The group had a series of meetings and at the end of 2021 finalized the decision to up the demand to a $20 minimum wage. They also revisited the sick day demands, upping that to 10 paid sick days.  

The work on the petition started in the spring, after the group decided on its specific demands. MacNeil said over the last several months they’ve been promoting it in public and knocking on doors, “just to see how people are responding to it.” 

“The response has been really interesting,” MacNeil said. “We just went out for an hour, myself and one other member, on Saturday, just for an hour. In a lot of cases, we knock on a door and if I got an answer at the door, I would start my 30-second spiel, and in many cases the person was already decided before I even finished. It’s got a lot of positive reception.” 

MacNeil said they didn’t get many negative responses on that day of door knocking. She did say during past campaigns they’d get questions about concerns that higher wages would drive up inflation and prices. 

“As we see with the current affordability crisis, people’s higher wages are not driving this,” MacNeil said. “We’ve seen with recent events in the economy that myth is finally getting debunked. Folks are more confident in demanding higher wages and want to see higher wages on that front.”

$20 ‘in the same ballpark of reality’ with living wage

MacNeil said they’re demanding a $20 minimum wage rather than the current living wage rate because it better reflects an appropriate minimum wage for all communities across the province. According to the most recent report from the Canadian Centre for Policy Alternatives, the living wage in Halifax is $23.50/hr while it’s lower in other communities: Cape Breton ($20/hr); Annapolis Valley ($22.40/hr); northern Nova Scotia ($20.40), and southern Nova Scotia ($22.55/hr).  

“We want the minimum wage demand in the same ballpark of reality of the living wage. But we also think while wages are the central demand, it’s not the only thing that will affect affordability,” MacNeil said. “Part of the reason we have such a high living wage in Halifax is because the rent is way too high. We believe not only should we have higher wages but there needs to be other interventions by government and others to bring down the rental rate, make it something more reasonable.” 

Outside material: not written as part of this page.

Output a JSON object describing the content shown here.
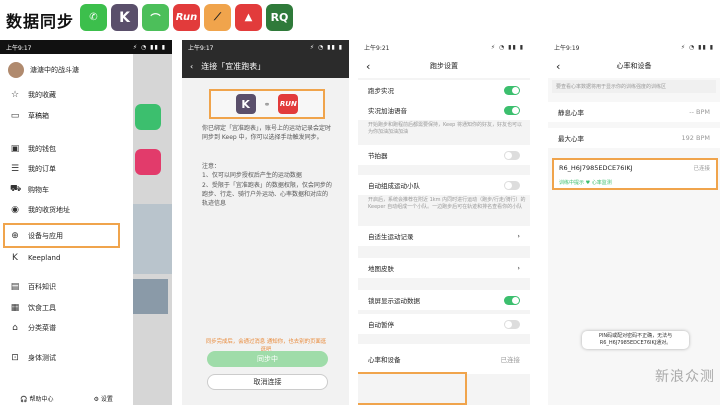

MacNeil said a lot of small businesses generally try to do the right thing by their employees, but she said it’s still the workers who are expected to bear the brunt of the costs of everything.  

“Workers have to put food on the table, we have to pay our rent. We have to make sure children have what they need when they’re going to school,” MacNeil said. “It’s not really fair to keep asking workers to keep compromising themselves for the sake of someone being able to run their business.  

MacNeil noted that many businesses that offer lower wages tend to have trouble recruiting and retaining staff.

“Those businesses that try to do the right thing by providing decent wages and benefits, they tend not to experience as many problems,” MacNeil said.

‘We want people to be actively involved in the campaign’

MacNeil said after two years of the pandemic, they decided to take the campaign door to door using paper petitions because a lot of people may have felt really isolated.  

“A lot of people may not realize that an issue they care about or an issue they’re experiencing in their lives, how many more people feel the same way they do,” MacNeil said. “One of the reasons we go with a paper petition as opposed to something online with Change.org where we could get thousands of signatures quickly, is we want to develop relationships with people. We want people to be actively involved in the campaign and take ownership of the issue.” 

MacNeil said the campaign will kick into high gear in the new year. She said they’ll be reaching out to different communities across the province to see where Nova Scotians may want to anchor some local organizing. 

“Now that we’ve had a bit of a chance to test the petition out with some door knocking and some public action in Halifax, I think it’s a good time to start thinking to that next part of our campaign,” MacNeil said.